5. Lack of disclosure of invasive tactics. FaceBook is the poster child here. If you use it, your postings, pictures, pages and activities will be published across the open Internet unless you manage your way through their complex configuration process to turn things off. Plus, all of your behavioral information may be passed along to FaceBook advertisers without your knowledge. Counter-argument: you get it for free, and no one is making you use it.
6. Spam, Scam, Fraud. We have the technology to make it go away, but the industry would have to agree to some new authentication standards and update protocols. Unfortunately money is made on Spam and since consumers have been trained to expect everything for free. You gotta make a buck somewhere to pay for bandwidth and servers.
And then there is WikiLeaks. Perhaps the most dangerous, egregious misuse of the Internet to date. Full disclosure: I hold classified clearances in association with work I do with tech innovations for the Department of Defense. It wasn't a fun process getting cleared. I take the responsibility of protecting secret information seriously. And I believe adamantly that our government cannot protect us without the ability to maintain secrets.
Can this system be abused? Of course. But is WikiLeaks the right method of checks and balances? NO, NO and NO. Aside from the illegality, it is very dangerous publishing information without context. Battlefield reports can easily be misconstrued. And oh btw, there are just as many disgruntled employees in the Public Sector as the Private Sector. It may be fine to bash your boss on your blog or FaceBook wall, but when you try and embarrass your boss by releasing secret info, you can be putting lives at risk. And you should be thrown in jail. And FYI if you decide to download a classified document from WikiLeaks you are now in possession of illegally obtained information.

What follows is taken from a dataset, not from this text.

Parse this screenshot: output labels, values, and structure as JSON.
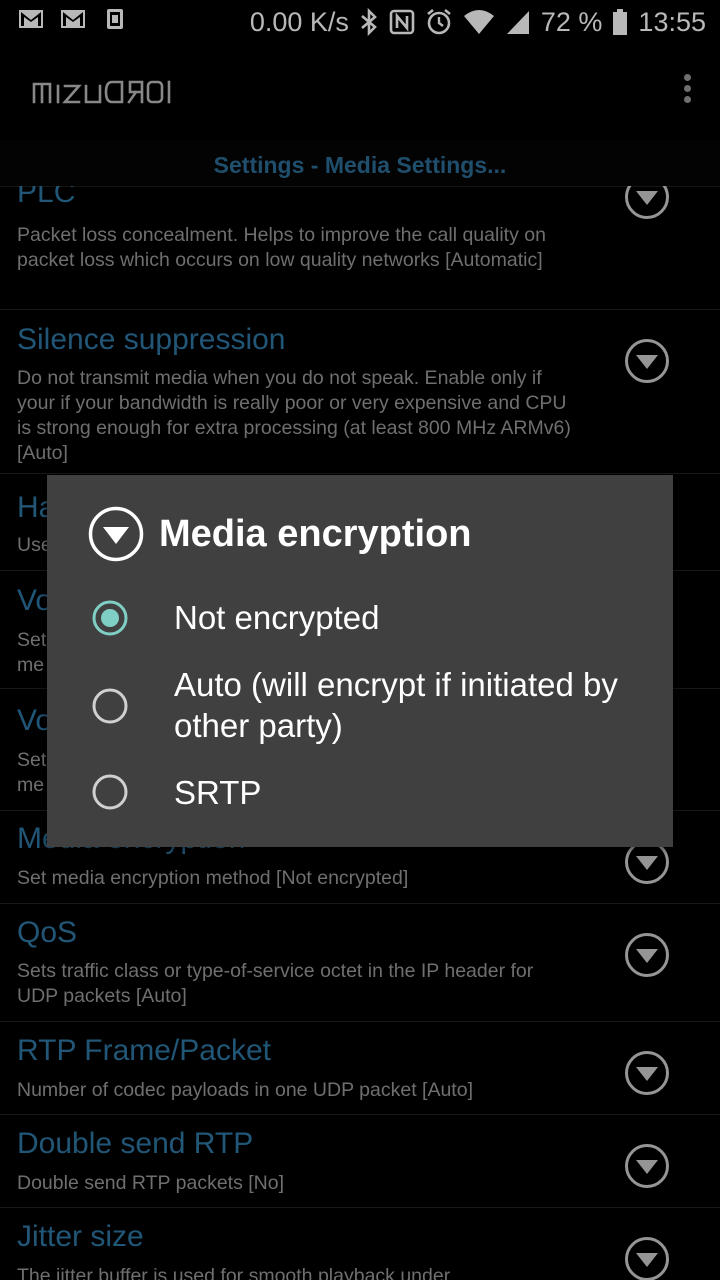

So perhaps we have come to that place, where the Internet Industry has lost any sense of center. Maybe it is so distributed that there is no controlling it. WikiLeaks brokering illegal and dangerous activity is an open invitation for the Feds to step in with a brand new bureaucracy under the auspices of the FCC to create guidelines and censorship, just like they do with the commercial TV networks. Make no mistake, it is already being studied.
What to do? Follow the now sage advice of President Clinton and show some Industry responsibility. Start a movement to encourage ISP's to voluntarily block WikiLeaks and demonstrate the WWW does need some boundaries. They regularly block sites that distribute pedophilia and ones that perpetrate fraudulent activity. Clearly, WikiLeaks is doing the same.
Then esteemed CEO Julian Assange can open his wallet and file suit to defend his position. Ultimately the Supreme Court will have the final say. But if we put our heads in the sand, the Internet in the US might start looking like China.